Simon McVicker, the director of policy and public affairs for PCG (the representative body for freelancers and independent professionals), said:
“The Chancellor said this morning that ‘Britain is coming back’ and the figures certainly show that things are looking up for our economy. We should be mindful however that it will take time for these positive conditions to filter right the way down to the UK’s smallest businesses.
“Our own Economic Forecast showed that over two thirds of independent professionals saw no change in their business during the first quarter of 2014, indicating that most have yet to feel the benefits of the economic recovery. There is no doubt that Britain is on the right track, but in order to ensure every British business benefits no matter its size, the Government must keep the momentum going.”
A BofA Merrill Lynch Global Research report said:
"GDP expanded 0.8% in Q1, a touch below market expectations of a 0.9% gain.

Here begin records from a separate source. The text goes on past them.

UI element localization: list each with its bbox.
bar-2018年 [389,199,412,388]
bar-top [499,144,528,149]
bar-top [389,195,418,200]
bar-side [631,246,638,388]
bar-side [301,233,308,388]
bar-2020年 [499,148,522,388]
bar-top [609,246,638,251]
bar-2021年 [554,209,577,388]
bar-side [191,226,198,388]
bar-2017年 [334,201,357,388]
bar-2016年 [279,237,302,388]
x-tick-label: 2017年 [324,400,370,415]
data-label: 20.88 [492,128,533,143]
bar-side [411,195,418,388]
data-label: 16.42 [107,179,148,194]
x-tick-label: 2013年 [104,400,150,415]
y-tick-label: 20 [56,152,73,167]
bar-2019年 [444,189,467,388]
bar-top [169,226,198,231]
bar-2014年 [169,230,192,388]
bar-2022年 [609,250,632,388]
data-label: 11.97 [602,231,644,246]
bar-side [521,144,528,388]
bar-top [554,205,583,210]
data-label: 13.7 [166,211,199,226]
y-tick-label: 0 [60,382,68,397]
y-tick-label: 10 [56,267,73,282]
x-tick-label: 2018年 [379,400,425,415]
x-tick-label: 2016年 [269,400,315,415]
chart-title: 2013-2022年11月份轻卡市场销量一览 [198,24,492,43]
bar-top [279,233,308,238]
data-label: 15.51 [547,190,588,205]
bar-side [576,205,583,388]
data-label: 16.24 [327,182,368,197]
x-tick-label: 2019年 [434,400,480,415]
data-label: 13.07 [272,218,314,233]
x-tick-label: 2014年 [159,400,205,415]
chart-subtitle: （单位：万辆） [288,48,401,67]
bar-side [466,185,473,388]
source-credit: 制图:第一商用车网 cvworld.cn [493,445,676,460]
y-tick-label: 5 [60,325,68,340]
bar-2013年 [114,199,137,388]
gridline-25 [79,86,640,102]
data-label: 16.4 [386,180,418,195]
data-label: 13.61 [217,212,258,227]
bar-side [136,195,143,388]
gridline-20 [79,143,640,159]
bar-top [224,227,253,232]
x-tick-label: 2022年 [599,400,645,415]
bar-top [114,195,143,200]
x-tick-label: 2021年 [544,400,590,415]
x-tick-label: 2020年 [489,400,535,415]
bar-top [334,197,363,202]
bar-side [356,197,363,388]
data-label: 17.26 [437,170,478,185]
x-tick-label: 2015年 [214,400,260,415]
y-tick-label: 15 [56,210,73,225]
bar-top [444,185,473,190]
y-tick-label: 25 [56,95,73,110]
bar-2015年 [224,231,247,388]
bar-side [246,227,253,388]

Nevertheless, it was the fourth consecutive quarter of robust growth, taking the YoY rate up to 3.1% – the highest since 07Q4. The pace of that recovery over the last year has been far stronger than anticipated: in their February 2013 Inflation Report for example, the BoE expected YoY GDP growth in 14Q1 to be around 1.6%, attributing only around a 15% chance to it being 3% or more. Nevertheless, the level of real GDP is still around 0.6% below its pre-crisis peak. On that metric, the UK climbed above the Euro area around a year ago, though is still a touch short of France."